Luego de los últimos cambios, el proyecto reduce los plazos de licencia paga y modifica los porcentajes de remuneración que percibirán los trabajadores afectados, estableciendo nuevas condiciones según el origen del evento y la existencia de cargas de familia.

“En caso de sufrir un accidente o una enfermedad que no sea consecuencia de la prestación de tareas derivadas del contrato de trabajo, y que impida dicha prestación, el trabajador tendrá derecho a percibir el 50% de su remuneración básica que perciba al momento de la interrupción de los servicios si la imposibilidad de trabajar fuera producto de una actividad voluntaria y consciente del trabajador que implicara algún riesgo en la salud durante un período de 3 meses si el trabajador no tuviera personas legalmente a su cargo, o de 6 meses si las tuviera”, señala el artículo 208 del proyecto. En caso de que el accidente o la enfermedad no sea consecuencia de una actividad voluntaria, el trabajador cobrará el 75% de su sueldo básico.
En el caso del FAL, los principales cuestionamientos giran en torno al desfinanciamiento de la ANSES. El fondo para asistir a las empresas con el pago de las indemnizaciones estará nutrido de contribuciones mensuales obligatorias: las grandes empresas deberán aportar el 1% de las remuneraciones brutas de cada trabajador, mientras que las micro, pequeñas y medianas empresas (MiPyMEs) aportarán el 2,5%. Pero esos aportes patronales hoy se destinan a mantener el Sistema Integrado Previsional Argentino (SIPA), por lo que la medida podría impactar en el financiamiento de las jubilaciones.

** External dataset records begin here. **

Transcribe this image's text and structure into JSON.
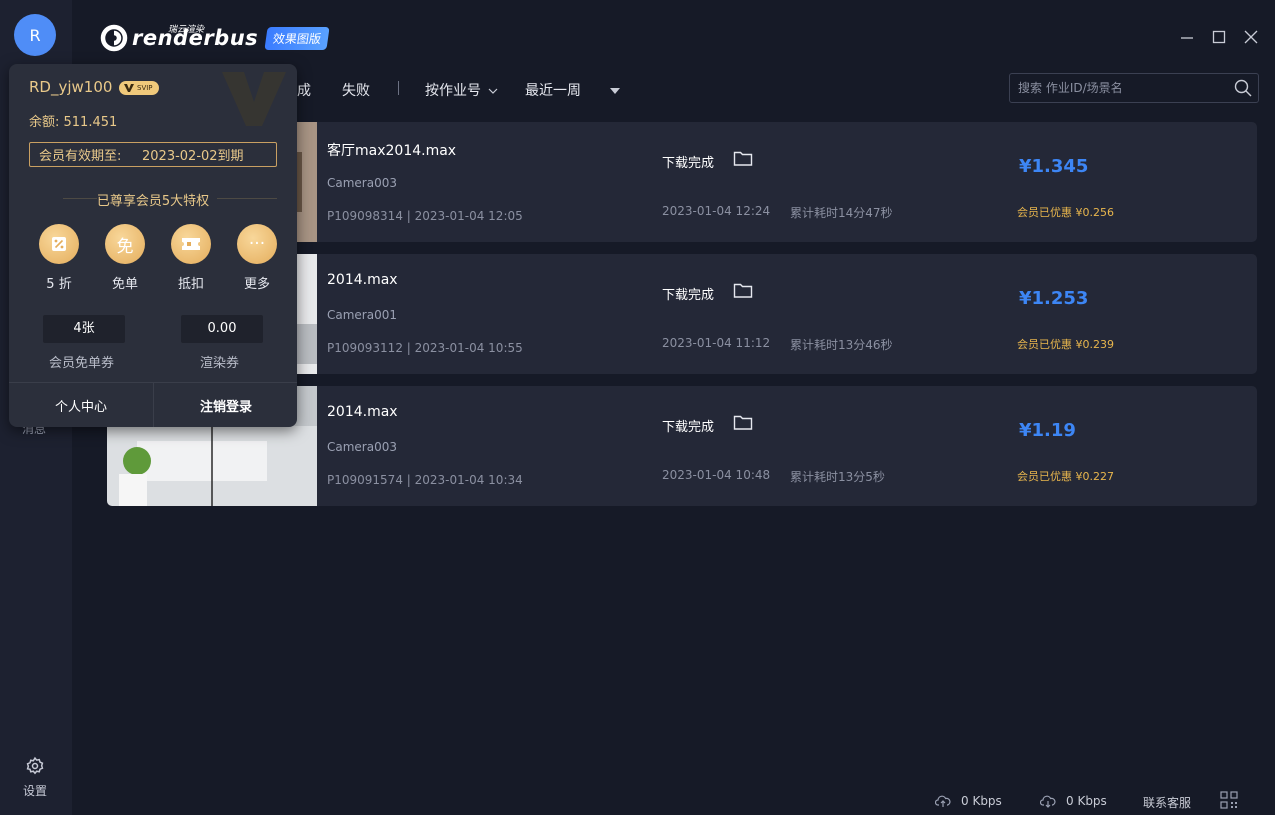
{
  "app": {
    "logo_small": "瑞云渲染",
    "logo_name": "renderbus",
    "logo_badge": "效果图版"
  },
  "rail": {
    "avatar_letter": "R",
    "messages_label": "消息",
    "settings_label": "设置"
  },
  "filter": {
    "tab_done_partial": "成",
    "tab_failed": "失败",
    "sort_by_job": "按作业号",
    "range": "最近一周",
    "search_placeholder": "搜索 作业ID/场景名"
  },
  "jobs": [
    {
      "title": "客厅max2014.max",
      "camera": "Camera003",
      "meta": "P109098314 | 2023-01-04 12:05",
      "status": "下载完成",
      "end_time": "2023-01-04 12:24",
      "duration": "累计耗时14分47秒",
      "price": "¥1.345",
      "discount": "会员已优惠 ¥0.256"
    },
    {
      "title": "2014.max",
      "camera": "Camera001",
      "meta": "P109093112 | 2023-01-04 10:55",
      "status": "下载完成",
      "end_time": "2023-01-04 11:12",
      "duration": "累计耗时13分46秒",
      "price": "¥1.253",
      "discount": "会员已优惠 ¥0.239"
    },
    {
      "title": "2014.max",
      "camera": "Camera003",
      "meta": "P109091574 | 2023-01-04 10:34",
      "status": "下载完成",
      "end_time": "2023-01-04 10:48",
      "duration": "累计耗时13分5秒",
      "price": "¥1.19",
      "discount": "会员已优惠 ¥0.227"
    }
  ],
  "popover": {
    "username": "RD_yjw100",
    "svip": "SVIP",
    "balance": "余额: 511.451",
    "valid_label": "会员有效期至:",
    "valid_value": "2023-02-02到期",
    "privileges_title": "已尊享会员5大特权",
    "perks": [
      {
        "label": "5 折",
        "icon": "percent-icon"
      },
      {
        "label": "免单",
        "icon": "free-icon",
        "glyph": "免"
      },
      {
        "label": "抵扣",
        "icon": "coupon-icon"
      },
      {
        "label": "更多",
        "icon": "more-icon",
        "glyph": "···"
      }
    ],
    "free_coupon_value": "4张",
    "free_coupon_label": "会员免单券",
    "render_coupon_value": "0.00",
    "render_coupon_label": "渲染券",
    "personal_center": "个人中心",
    "logout": "注销登录"
  },
  "statusbar": {
    "upload": "0 Kbps",
    "download": "0 Kbps",
    "support": "联系客服"
  }
}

Ante la consulta de Infobae, un diputado de Provincias Unidas reconoció que la mitad del bloque no ve con buenos ojos el FAL y también rechaza la reducción de las licencias por accidentes y enfermedades. De hecho, ya hubo algunas señales concretas: la senadora de Córdoba Alejandra Vigo apoyó la reforma pero votó en contra del FAL y también de la derogación de estatutos como el del periodista y el de los viajantes. Ese bloque será clave para terminar de inclinar la balanza. Cabe destacar que provincias como Córdoba mantienen históricos reclamos con Nación sobre los fondos de las Cajas Previsionales.

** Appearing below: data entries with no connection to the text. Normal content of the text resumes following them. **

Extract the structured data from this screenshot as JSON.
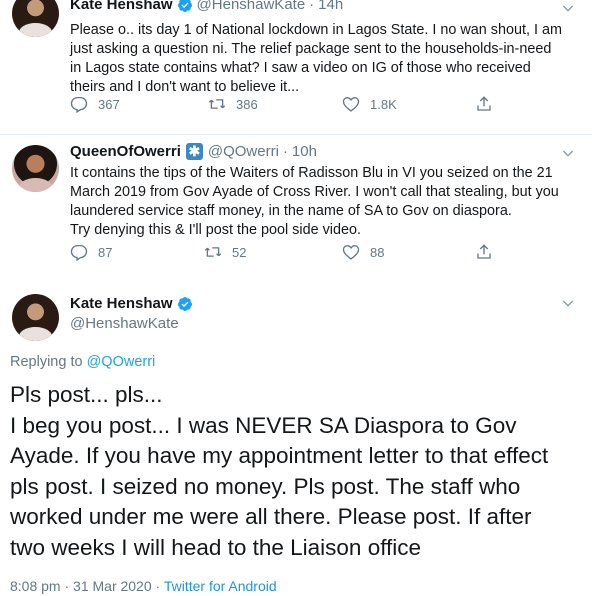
{
  "tweet1": {
    "name": "Kate Henshaw",
    "handle": "@HenshawKate",
    "time": "14h",
    "lines": [
      "Please o.. its day 1 of National lockdown in Lagos State. I no wan shout, I am",
      "just asking a question ni. The relief package sent to the households-in-need",
      "in Lagos state contains what? I saw a video on IG of those who received",
      "theirs and I don't want to believe it..."
    ],
    "replies": "367",
    "retweets": "386",
    "likes": "1.8K"
  },
  "tweet2": {
    "name": "QueenOfOwerri",
    "handle": "@QOwerri",
    "time": "10h",
    "lines": [
      "It contains the tips of the Waiters of Radisson Blu in VI you seized on the 21",
      "March 2019 from Gov Ayade of Cross River. I won't call that stealing, but you",
      "laundered service staff money, in the name of SA to Gov on diaspora.",
      "Try denying this & I'll post the pool side video."
    ],
    "replies": "87",
    "retweets": "52",
    "likes": "88"
  },
  "main_tweet": {
    "name": "Kate Henshaw",
    "handle": "@HenshawKate",
    "replying_prefix": "Replying to ",
    "replying_handle": "@QOwerri",
    "lines": [
      "Pls post... pls...",
      "I beg you post... I was NEVER SA Diaspora to Gov",
      "Ayade. If you have my appointment letter to that effect",
      "pls post. I seized no money. Pls post. The staff who",
      "worked under me were all there. Please post. If after",
      "two weeks I will head to the Liaison office"
    ],
    "timestamp": "8:08 pm · 31 Mar 2020 · ",
    "source": "Twitter for Android"
  },
  "colors": {
    "accent": "#1da1f2",
    "muted": "#657786",
    "text": "#14171a",
    "divider": "#e6ecf0"
  },
  "icons": [
    "verified-badge-icon",
    "chevron-down-icon",
    "reply-icon",
    "retweet-icon",
    "like-icon",
    "share-icon"
  ]
}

En el Senado el artículo del FAL fue rechazado por otros dos aliados del oficialismo: el radical Maximiliano Abad y Flavia Royón (Salta). El gobernador de Salta, Gustavo Sáenz, tiene tres representantes en Diputados, dentro del bloque Innovación Federal. Este espacio también tendrá un papel determinante.
Por su parte, el oficialismo giró este viernes el texto de la reforma laboral a la Cámara de Diputados y se prepara para convocar a un plenario de comisiones el miércoles 18 para dictaminar. A partir de ahí las opciones son: llamar al sesión el jueves 19 o el miércoles 25.
La primera opción resulta seductora para el Gobierno porque dejaría tiempo para que el Senado insista ante cualquier cambio que se produzca en Diputados. “Este es el texto definitivo, tengo los votos para insistir”, dijo Bullrich a sus allegados tras la media sanción. Sin embargo, representa un desafío logístico porque los feriados por Carnaval hacen más difícil conseguir vuelos para todos los diputados.